Dysregulated BZW2 expression was observed in various malignant tumors. BZW2 expression was found to be significantly elevated in NSCLC. BZW2 depletion inhibited the growth, mobility, and invasive abilities of lung squamous cell carcinoma SK-MES-1 cells. BZW2 may be related to signaling pathways such as nucleotide excision repair, ubiquitin-mediated proteolysis, and the P53 signaling pathway. Biological processes, including translational initiation, tRNA processing, and RNA methylation, were observed to be enriched in the high-BZW2 group. Furthermore, there was a positive correlation between BZW2 and the m6A- and m5C-related genes. scRNA analysis revealed a co-expression relationship between BZW2 and stemness-related genes such as CD44, SOX9, and CD133.

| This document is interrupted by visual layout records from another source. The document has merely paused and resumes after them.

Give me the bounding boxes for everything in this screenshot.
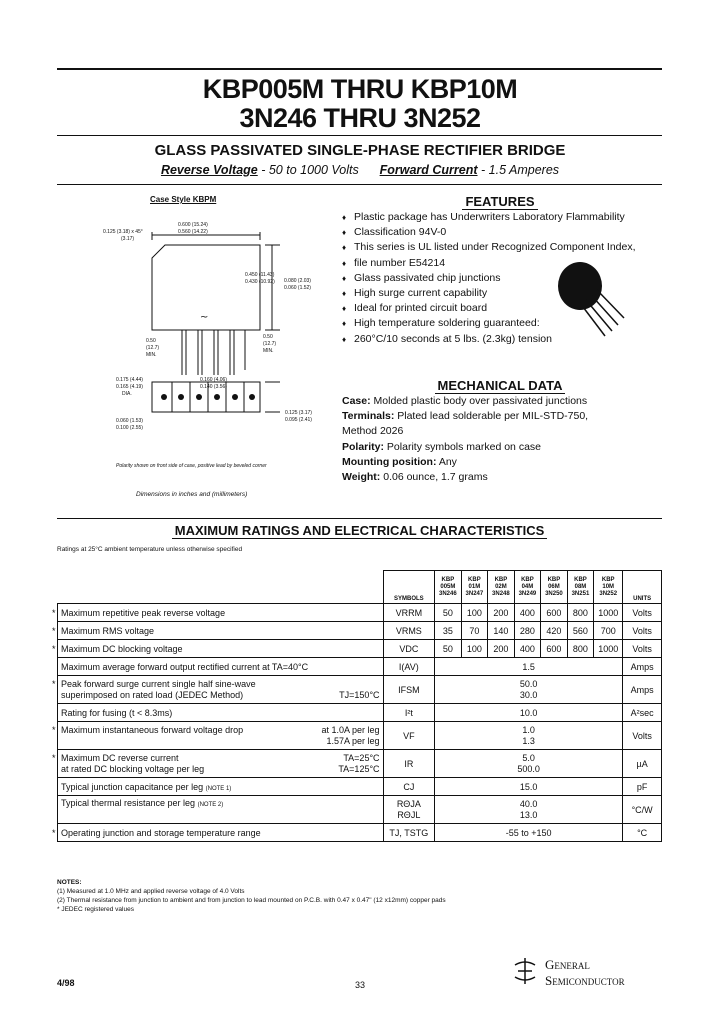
header-units: UNITS <box>623 571 662 604</box>
cond-vf-2: 1.57A per leg <box>326 735 380 746</box>
notes-heading: NOTES: <box>57 879 82 886</box>
unit-cell: Volts <box>623 640 662 658</box>
value-cell: 50.0 30.0 <box>435 676 623 704</box>
mounting-label: Mounting position: <box>342 455 437 468</box>
title-line-2: 3N246 THRU 3N252 <box>239 103 481 133</box>
table-row <box>58 640 662 658</box>
table-row <box>58 778 662 796</box>
dim-lead-left-1: 0.50 <box>146 338 156 344</box>
polarity-value: Polarity symbols marked on case <box>384 440 541 453</box>
table-row <box>58 622 662 640</box>
param-cj: Typical junction capacitance per leg <box>61 781 204 792</box>
weight-label: Weight: <box>342 471 381 484</box>
footer-date: 4/98 <box>57 978 75 988</box>
unit-cell: Amps <box>623 676 662 704</box>
note-3: * JEDEC registered values <box>57 906 134 913</box>
param-ifsm-2: superimposed on rated load (JEDEC Method) <box>61 689 244 700</box>
note-2: (2) Thermal resistance from junction to ambient and from junction to lead mounted on P.C.B. with 0.47 x 0.47" (12 x12mm) copper pads <box>57 897 446 904</box>
ratings-rule <box>57 518 662 519</box>
dim-pitch-2: 0.165 (4.19) <box>116 384 143 390</box>
polarity-label: Polarity: <box>342 440 385 453</box>
header-symbols: SYMBOLS <box>383 571 435 604</box>
ratings-table <box>52 570 662 842</box>
title-line-1: KBP005M THRU KBP10M <box>202 74 518 104</box>
header-device: KBP 02M 3N248 <box>488 571 515 604</box>
terminals-label: Terminals: <box>342 410 395 423</box>
feature-item-cont: ♦ Classification 94V-0 <box>342 225 652 240</box>
symbol-ifsm: IFSM <box>383 676 435 704</box>
dim-width-1: 0.060 (1.53) <box>116 418 143 424</box>
dim-side-2: 0.060 (1.52) <box>284 285 311 291</box>
value-cell: 200 <box>488 640 515 658</box>
value-cell: 35 <box>435 622 462 640</box>
dim-chamfer-2: (3.17) <box>121 236 135 242</box>
case-value: Molded plastic body over passivated junctions <box>370 395 588 407</box>
param-vdc: Maximum DC blocking voltage <box>61 643 183 654</box>
header-device: KBP 08M 3N251 <box>567 571 594 604</box>
feature-item: ♦ High surge current capability <box>342 286 652 301</box>
value-cell: 560 <box>567 622 594 640</box>
feature-item-cont: ♦ file number E54214 <box>342 256 652 271</box>
header-device: KBP 10M 3N252 <box>594 571 623 604</box>
table-row <box>58 604 662 622</box>
note-ref-2: (NOTE 2) <box>197 802 224 808</box>
param-vrrm: Maximum repetitive peak reverse voltage <box>61 607 226 618</box>
mechanical-heading <box>340 378 660 393</box>
symbol-vrms: VRMS <box>383 622 435 640</box>
value-cell: 400 <box>514 640 541 658</box>
symbol-ir: IR <box>383 750 435 778</box>
mounting-value: Any <box>436 455 457 468</box>
dim-body-2: 0.095 (2.41) <box>285 417 312 423</box>
header-device: KBP 04M 3N249 <box>514 571 541 604</box>
header-device: KBP 01M 3N247 <box>461 571 488 604</box>
table-row <box>58 704 662 722</box>
table-header-row <box>58 571 662 604</box>
header-blank <box>58 571 384 604</box>
header-device: KBP 06M 3N250 <box>541 571 568 604</box>
company-name-2: Semiconductor <box>545 973 625 988</box>
dim-side-1: 0.080 (2.03) <box>284 278 311 284</box>
dim-lead-left-2: (12.7) <box>146 345 160 351</box>
feature-item: ♦ High temperature soldering guaranteed: <box>342 316 652 331</box>
table-row <box>58 796 662 824</box>
reverse-voltage-label: Reverse Voltage <box>160 163 258 177</box>
polarity-note: Polarity shown on front side of case, positive lead by beveled corner <box>116 463 267 469</box>
package-photo <box>550 258 630 348</box>
value-cell: 1000 <box>594 604 623 622</box>
ratings-heading <box>57 523 662 538</box>
value-cell: 420 <box>541 622 568 640</box>
jedec-asterisk: * <box>52 607 56 618</box>
param-ir-1: Maximum DC reverse current <box>61 752 179 763</box>
param-ifsm-1: Peak forward surge current single half sine-wave <box>61 678 256 689</box>
feature-item: ♦ Plastic package has Underwriters Laboratory Flammability <box>342 210 652 225</box>
forward-current-label: Forward Current <box>379 163 478 177</box>
unit-cell: pF <box>623 778 662 796</box>
jedec-asterisk: * <box>52 827 56 838</box>
top-rule <box>57 68 662 70</box>
dimensions-caption: Dimensions in inches and (millimeters) <box>136 491 248 498</box>
company-name-1: General <box>545 957 590 972</box>
value-cell: 1.5 <box>435 658 623 676</box>
features-heading-text: FEATURES <box>462 194 537 210</box>
features-heading <box>340 194 660 209</box>
value-cell: 40.0 13.0 <box>435 796 623 824</box>
forward-current-value: - 1.5 Amperes <box>477 163 560 177</box>
value-cell: 5.0 500.0 <box>435 750 623 778</box>
dim-lead-2: (12.7) <box>263 341 277 347</box>
value-cell: 10.0 <box>435 704 623 722</box>
subtitle: GLASS PASSIVATED SINGLE-PHASE RECTIFIER BRIDGE <box>154 142 566 159</box>
mechanical-heading-text: MECHANICAL DATA <box>435 378 566 394</box>
case-label: Case: <box>342 395 371 407</box>
dim-pin-1: 0.160 (4.06) <box>200 377 227 383</box>
cond-ifsm: TJ=150°C <box>339 689 380 700</box>
value-cell: 400 <box>514 604 541 622</box>
dim-top-1: 0.600 (15.24) <box>178 222 208 228</box>
table-row <box>58 722 662 750</box>
dim-chamfer: 0.125 (3.18) x 45° <box>103 229 143 235</box>
notes <box>57 878 662 914</box>
unit-cell: µA <box>623 750 662 778</box>
spec-line <box>0 163 720 177</box>
page-number: 33 <box>355 980 366 990</box>
unit-cell: °C/W <box>623 796 662 824</box>
value-cell: -55 to +150 <box>435 824 623 842</box>
svg-text:~: ~ <box>200 312 209 323</box>
value-cell: 200 <box>488 604 515 622</box>
table-row <box>58 750 662 778</box>
company-logo-icon <box>510 955 540 987</box>
feature-item: ♦ This series is UL listed under Recognized Component Index, <box>342 240 652 255</box>
unit-cell: °C <box>623 824 662 842</box>
case-style-label: Case Style KBPM <box>150 195 217 204</box>
dim-lead-3: MIN. <box>263 348 274 354</box>
value-cell: 600 <box>541 640 568 658</box>
value-cell: 100 <box>461 604 488 622</box>
dim-pitch-3: DIA. <box>122 391 132 397</box>
value-cell: 800 <box>567 604 594 622</box>
dim-body-1: 0.125 (3.17) <box>285 410 312 416</box>
jedec-asterisk: * <box>52 752 56 763</box>
unit-cell: Volts <box>623 622 662 640</box>
header-device: KBP 005M 3N246 <box>435 571 462 604</box>
param-tj: Operating junction and storage temperature range <box>61 827 261 838</box>
jedec-asterisk: * <box>52 724 56 735</box>
value-cell: 70 <box>461 622 488 640</box>
dim-width-2: 0.100 (2.55) <box>116 425 143 431</box>
mechanical-data <box>342 394 662 485</box>
dim-lead-left-3: MIN. <box>146 352 157 358</box>
symbol-vdc: VDC <box>383 640 435 658</box>
feature-item: ♦ Glass passivated chip junctions <box>342 271 652 286</box>
dim-height-2: 0.430 (10.92) <box>245 279 275 285</box>
value-cell: 800 <box>567 640 594 658</box>
value-cell: 1.0 1.3 <box>435 722 623 750</box>
table-row <box>58 676 662 704</box>
dim-top-2: 0.560 (14.22) <box>178 229 208 235</box>
terminals-value: Plated lead solderable per MIL-STD-750, <box>394 410 589 423</box>
param-iav: Maximum average forward output rectified current at TA=40°C <box>58 658 384 676</box>
symbol-iav: I(AV) <box>383 658 435 676</box>
weight-value: 0.06 ounce, 1.7 grams <box>380 471 488 484</box>
jedec-asterisk: * <box>52 625 56 636</box>
reverse-voltage-value: - 50 to 1000 Volts <box>257 163 359 177</box>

Elevated BZW2 expression is associated with the proliferation, migration, and invasion of NSCLC, and BZW2 may be a potential therapeutic target for NSCLC.
由于其显著的治疗效果和安全性,个性化靶向治疗已成为癌症治疗的重要策略。然而,耐药性仍然是治疗失败的主要原因。基本亮氨酸拉链和 W2 结构域 2(BZW2)在癌症中异常表达,与肿瘤进展有关,可能成为新的治疗靶点。因此,BZW2 在非小细胞肺癌(NSCLC)中的作用需要进一步研究。
使用癌症基因组图谱(TCGA)泛癌数据库探讨 BZW2 在泛癌中的表达和遗传改变。在我们的队列中验证了 NSCLC 患者中 BZW2 的 mRNA 和蛋白水平。进行 CCK8、集落形成和 Transwell 测定等功能实验,以评估 BZW2 对 SK-MES-1 细胞增殖、迁移和侵袭能力的影响。使用基因集富集分析鉴定潜在的生物学过程和途径。单细胞 RNA(scRNA)测序数据用于研究 NSCLC 的肿瘤微环境以及 BZW2 和干性相关基因的共表达。
BZW2 的表达失调在各种恶性肿瘤中观察到。在 NSCLC 中发现 BZW2 的表达显著升高。BZW2 耗竭抑制肺鳞状细胞癌 SK-MES-1 细胞的生长、迁移和侵袭能力。BZW2 可能与核苷酸切除修复、泛素介导的蛋白水解和 P53 信号通路等信号通路有关。在高 BZW2 组中观察到包括翻译起始、tRNA 加工和 RNA 甲基化在内的生物学过程富集。此外,BZW2 与 m6A 和 m5C 相关基因之间存在正相关。scRNA 分析显示 BZW2 与 CD44、SOX9 和 CD133 等干性相关基因存在共表达关系。
BZW2 表达升高与 NSCLC 的增殖、迁移和侵袭有关,BZW2 可能是 NSCLC 的潜在治疗靶点。